The School for Ethics and Global Leadership


Date: Apr 5nd, 2012

As our semester hits the midpoint and cherry blossoms explode all over the city, our Ethics and Leadership curriculum moves into its second phase. Now that our students have learned about many of the planet’s key challenges and gained a variety of new leadership skills, we ask them to look inside themselves.Who are you? Where do you come from? What do you give to the world? How do you want to live your life?

These questions, and others, are the subject of the SEGL Odyssey: a two-week period of dynamic introspection, personal challenge, and extraordinary opportunity.

We like to keep the Odyssey a secret, and so my words here will be cursory. In week one, our students embark on an individualized tour of DC. In week two, they design their own Ethics and Leadership week, scheduling meetings across the city with a variety of leaders. Our students meet with Members of Congress, military officials, think tank fellows, nonprofit Directors, activists, business leaders, diplomats, and others to explore a topic of personal interest.

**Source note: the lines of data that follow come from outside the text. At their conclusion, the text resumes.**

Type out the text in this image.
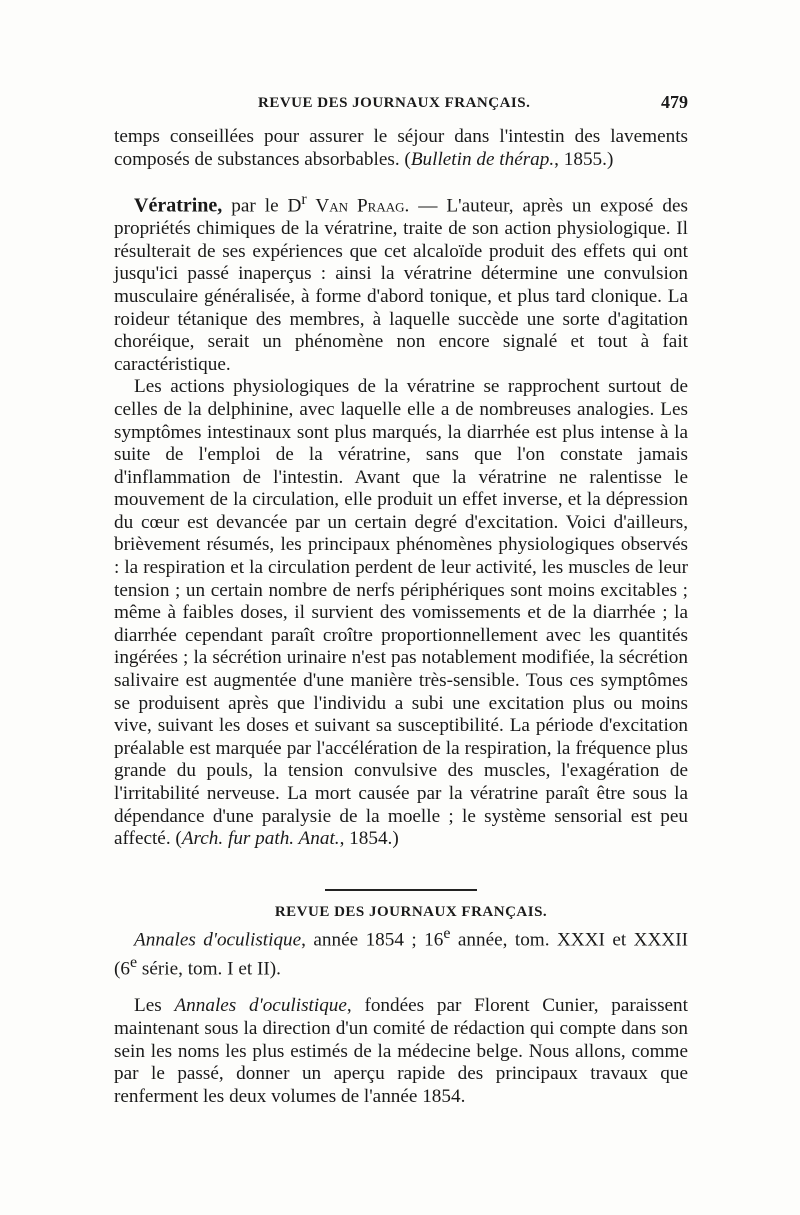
REVUE DES JOURNAUX FRANÇAIS.	479

temps conseillées pour assurer le séjour dans l'intestin des lavements composés de substances absorbables. (Bulletin de thérap., 1855.)

Vératrine, par le $D^r$ Van Praag. — L'auteur, après un exposé des propriétés chimiques de la vératrine, traite de son action physiologique. Il résulterait de ses expériences que cet alcaloïde produit des effets qui ont jusqu'ici passé inaperçus : ainsi la vératrine détermine une convulsion musculaire généralisée, à forme d'abord tonique, et plus tard clonique. La roideur tétanique des membres, à laquelle succède une sorte d'agitation choréique, serait un phénomène non encore signalé et tout à fait caractéristique.

Les actions physiologiques de la vératrine se rapprochent surtout de celles de la delphinine, avec laquelle elle a de nombreuses analogies. Les symptômes intestinaux sont plus marqués, la diarrhée est plus intense à la suite de l'emploi de la vératrine, sans que l'on constate jamais d'inflammation de l'intestin. Avant que la vératrine ne ralentisse le mouvement de la circulation, elle produit un effet inverse, et la dépression du cœur est devancée par un certain degré d'excitation. Voici d'ailleurs, brièvement résumés, les principaux phénomènes physiologiques observés : la respiration et la circulation perdent de leur activité, les muscles de leur tension ; un certain nombre de nerfs périphériques sont moins excitables ; même à faibles doses, il survient des vomissements et de la diarrhée ; la diarrhée cependant paraît croître proportionnellement avec les quantités ingérées ; la sécrétion urinaire n'est pas notablement modifiée, la sécrétion salivaire est augmentée d'une manière très-sensible. Tous ces symptômes se produisent après que l'individu a subi une excitation plus ou moins vive, suivant les doses et suivant sa susceptibilité. La période d'excitation préalable est marquée par l'accélération de la respiration, la fréquence plus grande du pouls, la tension convulsive des muscles, l'exagération de l'irritabilité nerveuse. La mort causée par la vératrine paraît être sous la dépendance d'une paralysie de la moelle ; le système sensorial est peu affecté. (Arch. fur path. Anat., 1854.)

REVUE DES JOURNAUX FRANÇAIS.

Annales d'oculistique, année 1854 ; 16e année, tom. XXXI et XXXII (6e série, tom. I et II).

Les Annales d'oculistique, fondées par Florent Cunier, paraissent maintenant sous la direction d'un comité de rédaction qui compte dans son sein les noms les plus estimés de la médecine belge. Nous allons, comme par le passé, donner un aperçu rapide des principaux travaux que renferment les deux volumes de l'année 1854.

These explorations serve as a launching pad into our three Capstone projects: the personal Credo, the collaborative policy document, and the social venture business plan. More on those in the coming week.

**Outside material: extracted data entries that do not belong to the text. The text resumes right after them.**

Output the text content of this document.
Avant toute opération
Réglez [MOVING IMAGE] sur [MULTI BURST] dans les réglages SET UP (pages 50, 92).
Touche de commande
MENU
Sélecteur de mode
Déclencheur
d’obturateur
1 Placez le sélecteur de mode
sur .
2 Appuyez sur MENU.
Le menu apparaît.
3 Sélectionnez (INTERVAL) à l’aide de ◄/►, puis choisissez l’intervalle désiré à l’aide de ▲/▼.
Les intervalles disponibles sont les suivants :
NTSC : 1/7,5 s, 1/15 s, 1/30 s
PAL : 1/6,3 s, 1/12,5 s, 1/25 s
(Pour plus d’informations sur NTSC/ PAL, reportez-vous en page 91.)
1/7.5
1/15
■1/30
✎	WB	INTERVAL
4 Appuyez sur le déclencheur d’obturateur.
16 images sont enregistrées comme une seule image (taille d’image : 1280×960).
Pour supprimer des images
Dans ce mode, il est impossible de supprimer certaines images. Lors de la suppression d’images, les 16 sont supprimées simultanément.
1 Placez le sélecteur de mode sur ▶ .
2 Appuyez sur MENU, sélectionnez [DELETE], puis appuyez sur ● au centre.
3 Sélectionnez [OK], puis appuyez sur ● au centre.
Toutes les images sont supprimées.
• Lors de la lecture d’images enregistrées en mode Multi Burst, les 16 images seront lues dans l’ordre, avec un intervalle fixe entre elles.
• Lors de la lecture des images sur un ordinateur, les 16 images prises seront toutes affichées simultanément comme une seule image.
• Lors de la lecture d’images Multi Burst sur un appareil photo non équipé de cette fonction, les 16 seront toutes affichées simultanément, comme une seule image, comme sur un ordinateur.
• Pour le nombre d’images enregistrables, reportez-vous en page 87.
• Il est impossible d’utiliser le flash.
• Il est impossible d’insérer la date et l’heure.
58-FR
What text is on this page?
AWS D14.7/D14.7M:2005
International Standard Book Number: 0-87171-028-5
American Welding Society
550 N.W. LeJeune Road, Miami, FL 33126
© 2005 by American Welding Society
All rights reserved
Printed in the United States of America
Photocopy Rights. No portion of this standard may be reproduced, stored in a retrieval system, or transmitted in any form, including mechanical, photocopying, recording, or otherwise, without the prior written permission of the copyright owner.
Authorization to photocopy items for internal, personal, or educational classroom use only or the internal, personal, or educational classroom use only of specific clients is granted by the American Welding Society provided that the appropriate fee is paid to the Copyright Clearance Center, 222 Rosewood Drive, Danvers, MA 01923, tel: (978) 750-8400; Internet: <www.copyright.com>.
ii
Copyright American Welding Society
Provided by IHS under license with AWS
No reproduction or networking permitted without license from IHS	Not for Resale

One more note: this week we met with Laura Lane to conclude the Rwanda case study we began several weeks ago. We met at the DC headquarters of UPS, where Lane now serves as head of government affairs. (Several of her colleagues joined us to hear her story; one noted that UPS is the second largest private employer in the nation after Wal-Mart.) Lane was in charge of the U.S. Embassy and evacuated every American from Rwanda (along with countless Rwandans that she deemed “honorary Americans” so they could join the departing convoy).  (The only American who did voluntarily stay behind was Carl Wilkens–with whom we met earlier this semester.) Lane’s story was gripping and memorable, filled with harrowing moments and a sense of regret that she did not keep the Embassy open despite her orders to the contrary. Juxtaposing her ethical decision making with that of Carl Wilkens is always one of the semester’s highlights.